Ellingfort Road and London Lane in the 90’s. A brightly painted metal flower reaches out towards the sky from one of the gardens of this row of condemned Victorian terraced houses. Corrugated iron curtains hide rotting wood sash windows. The road is littered with vans in various states of rust and roadworthiness. A 60’s bus is parked under the railway arches at the end of the street. Multi-coloured fabric stretched across its windows and wood smoke drifting from a chimney cut roughly through its roof. You can enter the front door of one house and hours later find yourself on the third floor of a house halfway down the street from where you entered. Holes cut between buildings at various levels. This is a labyrinthine warren. Each room has a different ambience, but a constant pulsating, paranoid, trance inducing bass forms the dull background to the whole street. This is where many of the anarcho’s who hang around the Pepys live and where many of the after parties take place.

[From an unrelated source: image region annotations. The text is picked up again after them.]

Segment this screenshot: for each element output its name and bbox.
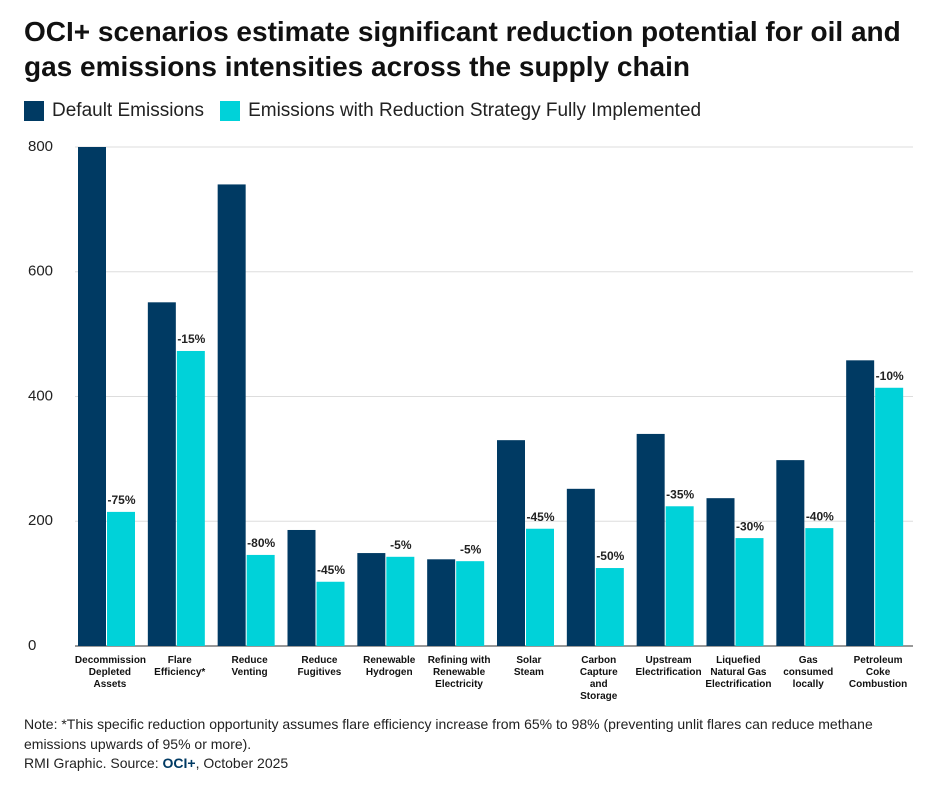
value-label: -15% <box>177 332 205 346</box>
bar <box>805 528 834 646</box>
y-tick-label: 600 <box>28 263 53 280</box>
value-label: -75% <box>107 493 135 507</box>
x-tick-label: Upstream Electrification <box>635 655 702 678</box>
x-tick-label: Solar Steam <box>513 655 544 678</box>
legend-swatch <box>24 101 44 121</box>
x-tick-label: Refining with Renewable Electricity <box>427 655 491 690</box>
legend-swatch <box>220 101 241 121</box>
bar <box>147 302 176 646</box>
bar <box>875 387 904 646</box>
x-tick-label: Renewable Hydrogen <box>363 655 416 678</box>
value-label: -30% <box>736 519 764 533</box>
value-label: -35% <box>666 487 694 501</box>
source-name: OCI+ <box>162 755 196 771</box>
x-tick-label: Petroleum Coke Combustion <box>848 655 908 690</box>
note: Note: *This specific reduction opportuni… <box>24 716 873 752</box>
x-tick-label: Reduce Venting <box>231 655 268 678</box>
bar <box>246 554 275 646</box>
x-tick-label: Reduce Fugitives <box>297 655 342 678</box>
y-tick-label: 400 <box>28 387 53 404</box>
bar <box>735 538 764 646</box>
bar <box>427 559 456 646</box>
value-label: -5% <box>390 538 412 552</box>
x-tick-label: Gas consumed locally <box>783 655 834 690</box>
bar <box>287 529 316 646</box>
value-label: -10% <box>876 369 904 383</box>
chart-title: OCI+ scenarios estimate significant redu… <box>24 16 901 82</box>
bar <box>526 528 554 646</box>
value-label: -80% <box>247 536 275 550</box>
bar <box>566 488 595 646</box>
bar <box>846 360 875 646</box>
source: RMI Graphic. Source: OCI+, October 2025 <box>24 755 288 771</box>
x-tick-label: Carbon Capture and Storage <box>579 655 618 702</box>
value-label: -45% <box>526 510 554 524</box>
bar <box>776 460 805 646</box>
bar <box>217 184 246 647</box>
bar <box>595 568 624 646</box>
source-suffix: , October 2025 <box>195 755 289 771</box>
bar <box>357 553 386 646</box>
bar <box>456 561 485 646</box>
legend-label: Default Emissions <box>52 100 205 121</box>
x-tick-label: Liquefied Natural Gas Electrification <box>705 655 772 690</box>
legend-item: Default Emissions <box>24 100 204 122</box>
y-tick-label: 200 <box>28 512 53 529</box>
value-label: -45% <box>317 563 345 577</box>
x-tick-label: Flare Efficiency* <box>154 655 206 678</box>
bar <box>107 511 135 646</box>
value-label: -5% <box>460 542 482 556</box>
bar <box>176 350 205 646</box>
bar <box>386 556 415 646</box>
value-label: -50% <box>596 549 624 563</box>
bar <box>665 506 694 646</box>
legend-label: Emissions with Reduction Strategy Fully … <box>248 100 702 121</box>
legend-item: Emissions with Reduction Strategy Fully … <box>220 100 701 122</box>
bar <box>706 498 735 646</box>
bar <box>497 440 525 646</box>
x-tick-label: Decommission Depleted Assets <box>74 655 147 690</box>
source-prefix: RMI Graphic. Source: <box>24 755 163 771</box>
y-tick-label: 0 <box>28 637 36 654</box>
bar <box>636 433 665 646</box>
bar <box>316 581 345 646</box>
y-tick-label: 800 <box>28 138 53 155</box>
bar <box>78 147 106 646</box>
value-label: -40% <box>806 509 834 523</box>
legend: Default Emissions Emissions with Reductio… <box>24 100 701 122</box>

The collective occupants of Ellingfort Road and London Lane have proven themselves adaptable and have aged with their streets. By the end of the 90’s, sensing the end, as the council starting to wield its regeneration scrubbing brush, the occupants of Ellingfort Road and London Lane brokered a deal with the local authority to have their houses refurbished under a £2.5 million programme, transferring the ownership of the properties from the council to a housing association and guaranteeing cheap rents for the former squatters.

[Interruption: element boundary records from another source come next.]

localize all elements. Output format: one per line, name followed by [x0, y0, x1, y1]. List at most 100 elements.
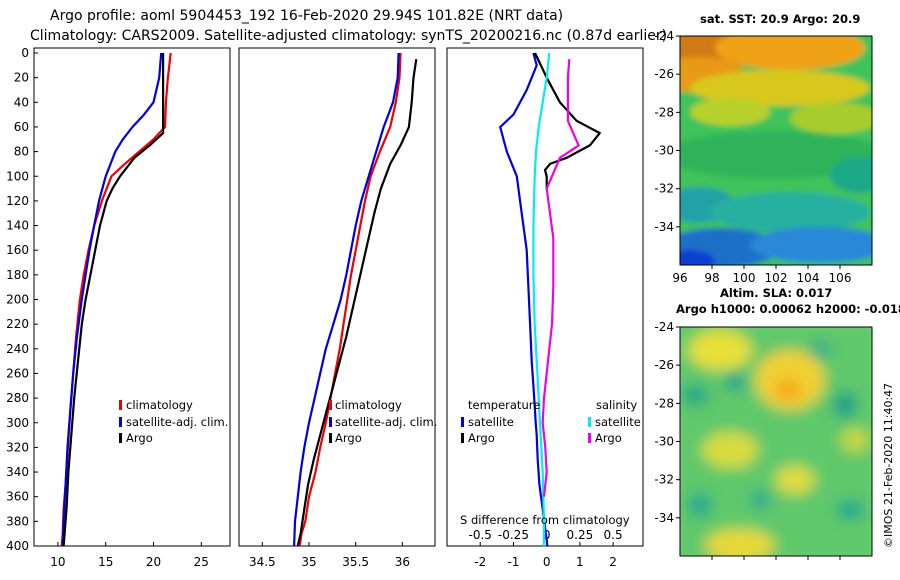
- series-climatology: [60, 52, 172, 547]
- legend-satellite-label: satellite-adj. clim.: [126, 415, 228, 429]
- x-tick-label: 10: [50, 555, 65, 569]
- depth-tick-label: 0: [21, 46, 29, 60]
- legend-satellite-swatch: [119, 417, 122, 427]
- depth-tick-label: 120: [6, 194, 29, 208]
- lat-tick-label: -32: [654, 473, 674, 487]
- lat-tick-label: -26: [654, 358, 674, 372]
- lon-tick-label: 106: [829, 271, 852, 285]
- lon-tick-label: 102: [765, 271, 788, 285]
- figure-title-line2: Climatology: CARS2009. Satellite-adjuste…: [30, 28, 667, 44]
- legend-climatology-swatch: [329, 400, 332, 410]
- temperature-x-axis: 10 15 20 25: [50, 542, 209, 569]
- lat-tick-label: -24: [654, 29, 674, 43]
- x-tick-label: -1: [507, 555, 519, 569]
- legend-sal-satellite-label: satellite: [595, 415, 641, 429]
- series-salinity-argo: [541, 59, 580, 497]
- series-temperature-argo: [534, 52, 601, 189]
- lat-tick-label: -30: [654, 435, 674, 449]
- depth-tick-label: 360: [6, 490, 29, 504]
- legend-argo-label: Argo: [126, 431, 153, 445]
- lat-tick-label: -34: [654, 220, 674, 234]
- lat-tick-label: -28: [654, 105, 674, 119]
- legend-sal-argo-label: Argo: [595, 431, 622, 445]
- legend-climatology-swatch: [119, 400, 122, 410]
- legend-temp-satellite-swatch: [461, 417, 464, 427]
- legend-satellite-label: satellite-adj. clim.: [335, 415, 437, 429]
- legend-argo-swatch: [329, 433, 332, 443]
- salinity-difference-axis-label: S difference from climatology: [460, 513, 630, 527]
- salinity-diff-tick-label: 0.5: [604, 528, 623, 542]
- lon-tick-label: 98: [704, 271, 719, 285]
- x-tick-label: 20: [146, 555, 161, 569]
- salinity-series: [293, 52, 418, 547]
- difference-legend: temperature satellite Argo salinity sate…: [461, 398, 641, 445]
- lat-tick-label: -26: [654, 67, 674, 81]
- series-satellite-adj-clim-: [61, 52, 163, 547]
- depth-tick-label: 340: [6, 465, 29, 479]
- depth-tick-label: 260: [6, 366, 29, 380]
- salinity-diff-tick-label: 0.25: [567, 528, 594, 542]
- depth-tick-label: 40: [14, 95, 29, 109]
- figure-title-line1: Argo profile: aoml 5904453_192 16-Feb-20…: [50, 8, 563, 24]
- sst-map-axes: -24 -26 -28 -30 -32 -34 96 98 100 102 104 106: [654, 29, 851, 285]
- depth-tick-label: 180: [6, 268, 29, 282]
- legend-temp-satellite-label: satellite: [468, 415, 514, 429]
- salinity-panel-frame: [238, 47, 436, 547]
- depth-tick-label: 220: [6, 317, 29, 331]
- series-temperature-satellite: [499, 52, 549, 547]
- legend-climatology-label: climatology: [335, 398, 402, 412]
- lat-tick-label: -34: [654, 511, 674, 525]
- lat-tick-label: -24: [654, 320, 674, 334]
- x-tick-label: -2: [474, 555, 486, 569]
- depth-tick-label: 380: [6, 514, 29, 528]
- legend-climatology-label: climatology: [126, 398, 193, 412]
- salinity-panel: 34.5 35 35.5 36 climatology satellite-adj. …: [238, 47, 437, 569]
- salinity-diff-tick-label: -0.25: [498, 528, 529, 542]
- series-climatology: [298, 52, 402, 547]
- depth-tick-label: 280: [6, 391, 29, 405]
- legend-argo-swatch: [119, 433, 122, 443]
- x-tick-label: 1: [576, 555, 584, 569]
- salinity-diff-tick-label: -0.5: [469, 528, 492, 542]
- depth-axis: 0 20 40 60 80 100 120 140 160 180 200 220 240 260 280 3…: [6, 46, 38, 553]
- depth-tick-label: 20: [14, 71, 29, 85]
- lat-tick-label: -32: [654, 182, 674, 196]
- depth-tick-label: 200: [6, 293, 29, 307]
- sla-map-image: [680, 327, 872, 556]
- depth-tick-label: 300: [6, 416, 29, 430]
- sla-map-title: Altim. SLA: 0.017: [720, 286, 832, 300]
- depth-tick-label: 320: [6, 440, 29, 454]
- legend-satellite-swatch: [329, 417, 332, 427]
- lat-tick-label: -28: [654, 396, 674, 410]
- sla-map-subtitle: Argo h1000: 0.00062 h2000: -0.018: [676, 302, 900, 316]
- depth-tick-label: 80: [14, 145, 29, 159]
- lon-tick-label: 104: [797, 271, 820, 285]
- sst-map: sat. SST: 20.9 Argo: 20.9 -24 -26 -28 -30 -3…: [654, 12, 873, 285]
- depth-tick-label: 60: [14, 120, 29, 134]
- sla-map-axes: -24 -26 -28 -30 -32 -34: [654, 320, 841, 560]
- x-tick-label: 0: [543, 555, 551, 569]
- x-tick-label: 35: [301, 555, 316, 569]
- temperature-panel-frame: [33, 47, 231, 547]
- temperature-series: [60, 52, 172, 547]
- legend-sal-argo-swatch: [588, 433, 591, 443]
- legend-temp-argo-label: Argo: [468, 431, 495, 445]
- series-salinity-satellite: [532, 52, 551, 546]
- temperature-panel: 0 20 40 60 80 100 120 140 160 180 200 220 240 260 280 3…: [6, 46, 231, 569]
- difference-x-axis: -2 -1 0 1 2-0.5 -0.25 0 0.25 0.5: [469, 528, 623, 569]
- sst-map-image: [680, 36, 872, 265]
- x-tick-label: 36: [395, 555, 410, 569]
- lat-tick-label: -30: [654, 144, 674, 158]
- legend-temperature-title: temperature: [468, 398, 540, 412]
- depth-tick-label: 160: [6, 243, 29, 257]
- salinity-legend: climatology satellite-adj. clim. Argo: [329, 398, 437, 445]
- x-tick-label: 2: [609, 555, 617, 569]
- x-tick-label: 15: [98, 555, 113, 569]
- legend-temp-argo-swatch: [461, 433, 464, 443]
- x-tick-label: 34.5: [249, 555, 276, 569]
- x-tick-label: 35.5: [342, 555, 369, 569]
- salinity-x-axis: 34.5 35 35.5 36: [249, 542, 410, 569]
- lon-tick-label: 100: [733, 271, 756, 285]
- series-argo: [62, 53, 165, 547]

Walking down Ellingfort Road today it is quiet. There is the occasional pulsed sub-bass rumble of a train passing over the railway arches at the far end of the street. The vans and busses have gone, but traces of the alternative community are still present. In the refurbishment, the houses were converted into flats and ginnels created connecting the street to flights of metal stairs that run along the back wall of the houses providing access to the flats. The ginnels are gated with elaborate sun design metal work. Old habits die hard, old furniture and potentially useful finds are hoarded at various spots along the street. A set of small children’s clothes, toys and books are carefully laid out along a wall with a small hand written note, ‘Please Take’. The refurbished paintwork, now over ten years old is starting to look a little shabby. It gives the street a warmth not experienced on many of the other streets in this area.

The road surface is covered with a tarmac containing a large aggregate that emphasises a lone rectangular smooth black patch, the length of a car and a half, marking number 18 Ellingfort road. An angular warehouse with heavy metal security shutters, adjoining the Chinese cultural centre and facing the refurbished terraced houses. WARNING: Premises protected by Key security. Black scorch marks on broken granite curb stones mark the only traces of the night, in 2011, that Hackney’s myth of hermetic gentrification was shattered in a festive celebration of looting and burning. A red Mazda MX5 sports car burnt with a ferocious heat on this spot as rows of hooded and masked rioters barricaded the street with burning wheelie bins, holding the police from entering the road, whilst number 18, then a Carhartt clothing warehouse, was looted.

Looting is a natural response to the unnatural and inhuman society of commodity abundance’. The Situationists wrote in their 1965, ‘The Decline and Fall of the Spectacle-Commodity Economy’, as a response to the Watt’s riots. A Word document Find and Replace of this text, substituting the word ‘Watts’ for ‘Hackney’, still provides the best analysis of the 2011 riots.

Dead Cops

 

I leave Ellingfort Road under the train bridge, emerging at a lockup for those large transparent blue bottles that sit upturned on water coolers in city offices. Deep blue fortified fences, topped with circular loops of razor wire, surround the compound. A high white painted wall, marking the boundary between this compound and the next, is adorned with bright blue graffiti, neat and expertly sprayed lettering spell out ACAB.